The Rational Root Theorem is a very handy tool when you want to find potential rational zeros of a polynomial. It tells us that any rational solution of the polynomial equation formed by factors of the constant term and factors of the leading coefficient can give possible roots.

• Take the constant term (-9 in this case) and list all its factors: \( \pm 1, \pm 3, \pm 9 \).
• Then, take the leading coefficient, which is 1, and list its factors: \( \pm 1 \).
• Now, form possible rational roots by creating fractions from these factors. However, since our leading coefficient is 1, the possible roots remain the same as the factors of the constant value: \( \pm 1, \pm 3, \pm 9 \).

This theorem greatly narrows down the number of roots you need to test when tackling polynomial equations.

Synthetic division is a simplified form of polynomial division that only works when dividing by linear factors and is much quicker and less cumbersome than long division.

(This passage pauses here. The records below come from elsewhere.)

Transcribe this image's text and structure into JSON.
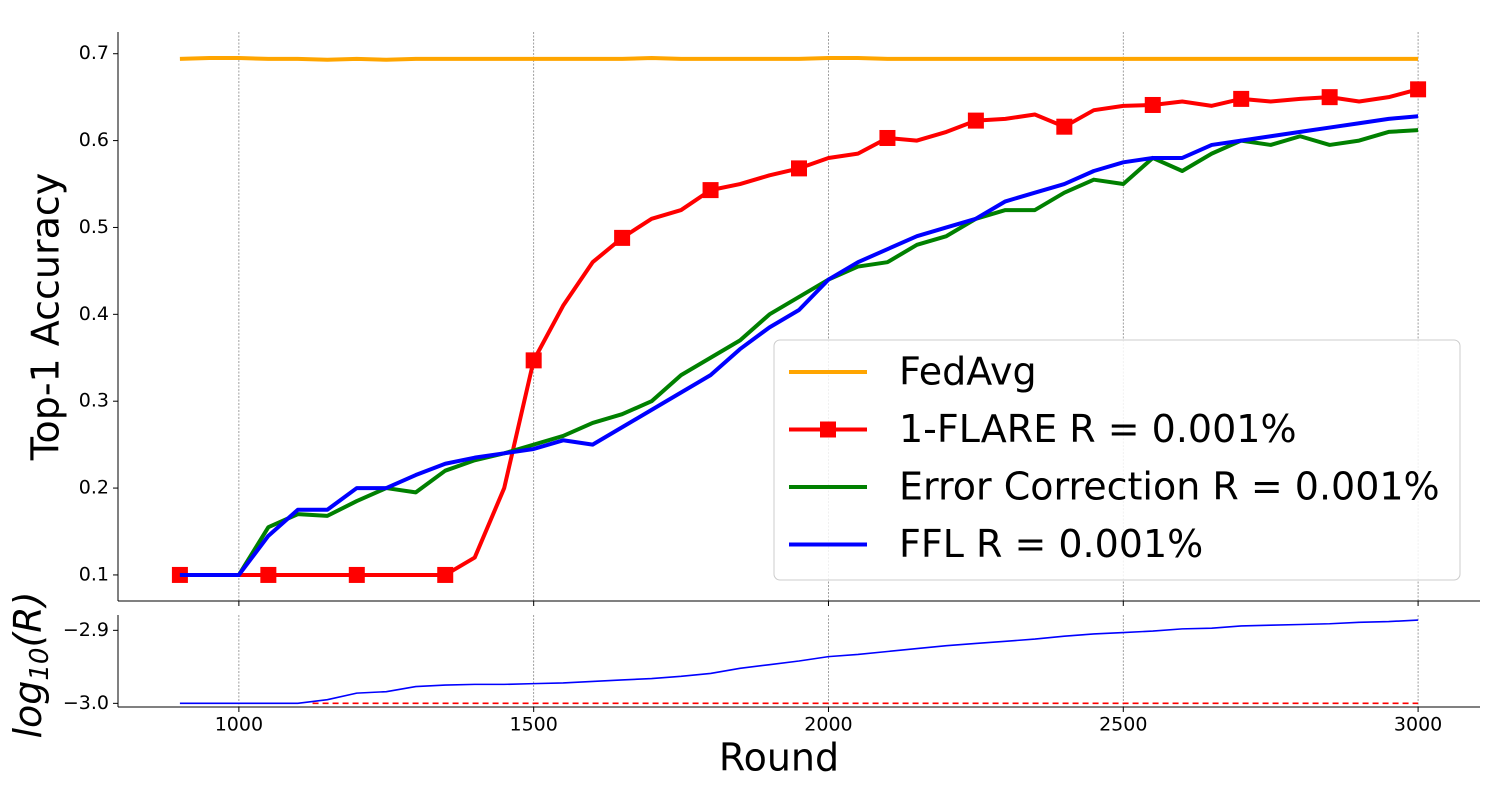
{
  "chart_data": [
    {
      "type": "line",
      "ylabel": "Top-1 Accuracy",
      "xlim": [
        795,
        3105
      ],
      "xticks": [
        1000,
        1500,
        2000,
        2500,
        3000
      ],
      "xticklabels": false,
      "grid": "x",
      "ylim": [
        0.07,
        0.725
      ],
      "yticks": [
        0.1,
        0.2,
        0.3,
        0.4,
        0.5,
        0.6,
        0.7
      ],
      "legend": "lower right",
      "x": [
        900,
        950,
        1000,
        1050,
        1100,
        1150,
        1200,
        1250,
        1300,
        1350,
        1400,
        1450,
        1500,
        1550,
        1600,
        1650,
        1700,
        1750,
        1800,
        1850,
        1900,
        1950,
        2000,
        2050,
        2100,
        2150,
        2200,
        2250,
        2300,
        2350,
        2400,
        2450,
        2500,
        2550,
        2600,
        2650,
        2700,
        2750,
        2800,
        2850,
        2900,
        2950,
        3000
      ],
      "series": [
        {
          "name": "FedAvg",
          "color": "#ffa500",
          "values": [
            0.694,
            0.695,
            0.695,
            0.694,
            0.694,
            0.693,
            0.694,
            0.693,
            0.694,
            0.694,
            0.694,
            0.694,
            0.694,
            0.694,
            0.694,
            0.694,
            0.695,
            0.694,
            0.694,
            0.694,
            0.694,
            0.694,
            0.695,
            0.695,
            0.694,
            0.694,
            0.694,
            0.694,
            0.694,
            0.694,
            0.694,
            0.694,
            0.694,
            0.694,
            0.694,
            0.694,
            0.694,
            0.694,
            0.694,
            0.694,
            0.694,
            0.694,
            0.694
          ]
        },
        {
          "name": "1-FLARE R = 0.001%",
          "color": "#ff0000",
          "marker": "s",
          "markevery": 3,
          "values": [
            0.1,
            0.1,
            0.1,
            0.1,
            0.1,
            0.1,
            0.1,
            0.1,
            0.1,
            0.1,
            0.12,
            0.2,
            0.347,
            0.41,
            0.46,
            0.488,
            0.51,
            0.52,
            0.543,
            0.55,
            0.56,
            0.568,
            0.58,
            0.585,
            0.603,
            0.6,
            0.61,
            0.623,
            0.625,
            0.63,
            0.616,
            0.635,
            0.64,
            0.641,
            0.645,
            0.64,
            0.648,
            0.645,
            0.648,
            0.65,
            0.645,
            0.65,
            0.659
          ]
        },
        {
          "name": "Error Correction R = 0.001%",
          "color": "#008000",
          "values": [
            0.1,
            0.1,
            0.1,
            0.155,
            0.17,
            0.168,
            0.185,
            0.2,
            0.195,
            0.22,
            0.232,
            0.24,
            0.25,
            0.26,
            0.275,
            0.285,
            0.3,
            0.33,
            0.35,
            0.37,
            0.4,
            0.42,
            0.44,
            0.455,
            0.46,
            0.48,
            0.49,
            0.51,
            0.52,
            0.52,
            0.54,
            0.555,
            0.55,
            0.58,
            0.565,
            0.585,
            0.6,
            0.595,
            0.605,
            0.595,
            0.6,
            0.61,
            0.612
          ]
        },
        {
          "name": "FFL R = 0.001%",
          "color": "#0000ff",
          "values": [
            0.1,
            0.1,
            0.1,
            0.145,
            0.175,
            0.175,
            0.2,
            0.2,
            0.215,
            0.228,
            0.235,
            0.24,
            0.245,
            0.255,
            0.25,
            0.27,
            0.29,
            0.31,
            0.33,
            0.36,
            0.385,
            0.405,
            0.44,
            0.46,
            0.475,
            0.49,
            0.5,
            0.51,
            0.53,
            0.54,
            0.55,
            0.565,
            0.575,
            0.58,
            0.58,
            0.595,
            0.6,
            0.605,
            0.61,
            0.615,
            0.62,
            0.625,
            0.628
          ]
        }
      ]
    },
    {
      "type": "line",
      "ylabel": {
        "text": "log",
        "sub": "10",
        "tail": "(R)"
      },
      "xlabel": "Round",
      "xlim": [
        795,
        3105
      ],
      "xticks": [
        1000,
        1500,
        2000,
        2500,
        3000
      ],
      "grid": "x",
      "ylim": [
        -3.005,
        -2.879
      ],
      "yticks": [
        {
          "value": -3.0,
          "label": "−3.0"
        },
        {
          "value": -2.9,
          "label": "−2.9"
        }
      ],
      "series": [
        {
          "color": "#0000ff",
          "x": [
            900,
            950,
            1000,
            1050,
            1100,
            1150,
            1200,
            1250,
            1300,
            1350,
            1400,
            1450,
            1500,
            1550,
            1600,
            1650,
            1700,
            1750,
            1800,
            1850,
            1900,
            1950,
            2000,
            2050,
            2100,
            2150,
            2200,
            2250,
            2300,
            2350,
            2400,
            2450,
            2500,
            2550,
            2600,
            2650,
            2700,
            2750,
            2800,
            2850,
            2900,
            2950,
            3000
          ],
          "values": [
            -3.0,
            -3.0,
            -3.0,
            -3.0,
            -3.0,
            -2.995,
            -2.986,
            -2.984,
            -2.977,
            -2.975,
            -2.974,
            -2.974,
            -2.973,
            -2.972,
            -2.97,
            -2.968,
            -2.966,
            -2.963,
            -2.959,
            -2.952,
            -2.947,
            -2.942,
            -2.936,
            -2.933,
            -2.929,
            -2.925,
            -2.921,
            -2.918,
            -2.915,
            -2.912,
            -2.908,
            -2.905,
            -2.903,
            -2.901,
            -2.898,
            -2.897,
            -2.894,
            -2.893,
            -2.892,
            -2.891,
            -2.889,
            -2.888,
            -2.886
          ]
        },
        {
          "color": "#ff0000",
          "dashed": true,
          "x": [
            1125,
            3000
          ],
          "values": [
            -3.0,
            -3.0
          ]
        }
      ]
    }
  ]
}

• Here, we set up a synthetic division framework using the found root. For example, we have a root 3, so we divide \( P(x) \) by \( x - 3 \).
• Write down the coefficients of the polynomial: \( 1, -7, 14, -3, -9 \).
• Perform the division by bringing down the first coefficient, multiplying it by the root, adding the result to the next coefficient, and continuing in this manner until completion.

This process helps us determine the quotient polynomial, revealing further insights into the polynomial's structure.

When reducing a polynomial down to a quadratic equation, the quadratic formula becomes very useful for solving it. The formula \( ax^2 + bx + c = 0 \) can be solved using:

• The quadratic formula: \( x = \frac{-b \pm \sqrt{b^2 - 4ac}}{2a} \).
• The discriminant \( b^2-4ac \) is under the square root. It tells us about the nature of the roots - whether they are real, repeated, or complex.
• In a situation where the quotient polynomial is quadratic, use this formula to find exact roots.

Employing the quadratic formula becomes essential when other methods like factoring or trial and error are not feasible.

Polynomial division is the process of dividing two polynomials, akin to how you would divide numbers. It helps break down complex polynomials into more manageable pieces.

• When you identify a root, say \( x = 3 \), it indicates that \( x - 3 \) is a factor. You would then perform polynomial division to see what remains of the polynomial.
• This could involve long division in cases where synthetic division is not applicable, especially with non-linear factors.
• The division helps determine if there are any additional roots to be factored out from the remaining polynomial.

Polynomial division and synthetic division often work hand-in-hand, aiding significantly in finding all real zeros of a polynomial.